THE PLOT THICKENS
Rose was absent again at the pre-school the following day. Abby, Tom, and Rob helped the group move the play city and the forest to the sunny spot near the south windows. It was a lengthy task. The children expanded the city in the process, and added characters. Franklyn wanted a wizard to live in the forest. He also wondered if there were any bad guys there. Tiny reported that Emily, the daughter of the Good Fairy, had said there definitely were bad guys, but she wasn’t sure they were in the forest. Lucy said the bad guys always want to steal the treasure.
“Is there really a treasure?” asked Ned. “I’ve never seen it.”
“That doesn’t mean it isn’t there,” Lucy told him.
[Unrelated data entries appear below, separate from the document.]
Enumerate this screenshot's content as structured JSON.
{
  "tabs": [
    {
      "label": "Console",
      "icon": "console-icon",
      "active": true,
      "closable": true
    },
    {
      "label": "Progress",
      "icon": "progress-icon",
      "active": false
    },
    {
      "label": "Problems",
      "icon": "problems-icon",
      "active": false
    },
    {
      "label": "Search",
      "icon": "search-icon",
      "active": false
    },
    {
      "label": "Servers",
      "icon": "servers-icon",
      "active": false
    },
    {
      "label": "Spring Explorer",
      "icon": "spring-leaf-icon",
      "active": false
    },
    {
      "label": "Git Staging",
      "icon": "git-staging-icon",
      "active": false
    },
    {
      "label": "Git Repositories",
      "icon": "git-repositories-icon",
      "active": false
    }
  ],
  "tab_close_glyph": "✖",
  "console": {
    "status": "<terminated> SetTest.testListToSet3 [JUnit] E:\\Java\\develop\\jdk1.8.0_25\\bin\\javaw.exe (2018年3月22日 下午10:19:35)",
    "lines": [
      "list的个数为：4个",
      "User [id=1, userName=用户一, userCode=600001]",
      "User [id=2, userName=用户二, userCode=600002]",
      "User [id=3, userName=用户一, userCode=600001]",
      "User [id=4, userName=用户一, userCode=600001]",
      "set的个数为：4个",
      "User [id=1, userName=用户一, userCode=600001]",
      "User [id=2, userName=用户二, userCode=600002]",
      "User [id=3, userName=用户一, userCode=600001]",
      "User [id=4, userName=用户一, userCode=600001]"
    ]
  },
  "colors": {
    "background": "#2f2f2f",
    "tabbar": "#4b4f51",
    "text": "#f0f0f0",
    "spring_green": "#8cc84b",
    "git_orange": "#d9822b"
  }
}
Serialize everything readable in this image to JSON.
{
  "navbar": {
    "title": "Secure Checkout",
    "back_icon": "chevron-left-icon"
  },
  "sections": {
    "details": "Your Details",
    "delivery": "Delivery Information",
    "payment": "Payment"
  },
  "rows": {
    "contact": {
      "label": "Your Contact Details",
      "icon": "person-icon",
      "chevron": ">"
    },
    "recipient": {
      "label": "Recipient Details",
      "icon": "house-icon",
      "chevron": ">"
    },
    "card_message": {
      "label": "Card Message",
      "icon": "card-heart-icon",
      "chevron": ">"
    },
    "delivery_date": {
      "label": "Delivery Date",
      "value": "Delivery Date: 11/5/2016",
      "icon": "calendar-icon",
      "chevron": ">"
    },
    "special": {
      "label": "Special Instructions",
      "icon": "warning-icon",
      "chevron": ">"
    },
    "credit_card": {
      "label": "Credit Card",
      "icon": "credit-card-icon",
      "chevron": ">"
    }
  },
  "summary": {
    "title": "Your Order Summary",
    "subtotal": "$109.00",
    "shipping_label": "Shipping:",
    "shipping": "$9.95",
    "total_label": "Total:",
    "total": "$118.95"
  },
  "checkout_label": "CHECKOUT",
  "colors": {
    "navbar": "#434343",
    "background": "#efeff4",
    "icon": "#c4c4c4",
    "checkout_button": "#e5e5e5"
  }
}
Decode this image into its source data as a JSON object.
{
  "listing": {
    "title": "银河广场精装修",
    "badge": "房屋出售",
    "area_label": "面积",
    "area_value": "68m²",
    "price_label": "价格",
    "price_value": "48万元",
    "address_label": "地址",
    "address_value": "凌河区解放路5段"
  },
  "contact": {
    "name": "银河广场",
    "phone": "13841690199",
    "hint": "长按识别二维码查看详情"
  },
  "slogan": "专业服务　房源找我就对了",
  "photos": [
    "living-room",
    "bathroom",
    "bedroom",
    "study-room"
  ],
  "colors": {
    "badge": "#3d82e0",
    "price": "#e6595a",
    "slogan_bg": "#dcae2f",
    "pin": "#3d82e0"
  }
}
“This is our city,” Rob said. “It’s our story. Let me find a few more people you might want to live here.” He crossed the large room, rummaged in a wooden chest, and returned with a little metal wizard with a tall pointed hat, a cloak, a staff, and a clear glass crystal ball. Rob handed it to Franklyn, who stared at it in awe. “Look! The ball changes color!” And indeed, the transparent ball faintly shimmered with colors as it moved.
Rob opened his other hand and displayed a metal dragon with outstretched wings, standing on the edge of a treasure chest containing another glass ball, as well as tiny stones of different colors. The dragon may have been just landing, or just taking off. Rob handed it to Ned. The others gathered round to examine these delights.
Franklyn placed the wizard in the middle of the forest, and Ned moved the trees slightly to place the treasure there also. Jane wanted to know if the dragon was good or bad. The group disagreed on that subject. Tiny flew her witch into the forest and said that the witch was in charge of all of them.
Franklyn wasn’t sure, and asked her if the witch was good or bad.
“Good,” Tiny replied with confidence.
“Then who are the bad guys,” Franklyn wanted to know.
Rob again rummaged in the chest, and returned with an assortment of figures and set them out in a row. There were comic book heroes and villains, men in suits, a princess, and a hand carved figure of the Good Fairy, more than twice as tall as any other character.
“Do Robin Hood and his band live in the forest?” asked Ned.
“The Good Fairy says they do,” answered Tiny.
Rob took another trip to the wooden chest and returned with very small figures made of green felt with painted faces. Each wore the tell-tale green Robin Hood jacket and hat. And next to Robin Hood’s band Rob set out a series of gnomes clothed in brightly colored felt.
“Oooh!” said Kayla. “Can these be over here?” She placed the gnomes among the trees near her, and one next to her house. “This gnome is our guard,” she said.
“I know where the bad guys come from,” Lucy declared. “They come from town, and want to steal the treasure. Everyone needs to guard the treasure.”
This story developed for a whole hour. Rob found angels, more men in suits, and a policeman. Wonder Woman and Robin Hood’s band created a line of defense. Tiny placed the Good Fairy on a windowsill above the city, and made it clear that the Good Fairy was very aware of all happenings below, and could intervene whenever she wanted to. Jane insisted that there should be animals, including dogs, birds, cats, and raccoons.
“Can we have an owl?” asked Ned. Rob found a small, very beautiful gray owl with wide brown eyes.
“I want to see the owl again!” Kayla burst out. “In the churchyard. Just like that one.”
“Can we go to the Secret Place?” Tiny asked, looking straight at Abby.
She hesitated, looked at Rob, and then replied, “It’s too far to go there today. But perhaps we can go outside and try to be very quiet and see animals.”
“Wonderful idea,” said Tom. “I know where woodchucks and raccoons live.”
The group’s enthusiasm reached a fever pitch. Rob found a pair of binoculars and promised each child a chance to see things far away. Tom led the group out to explore.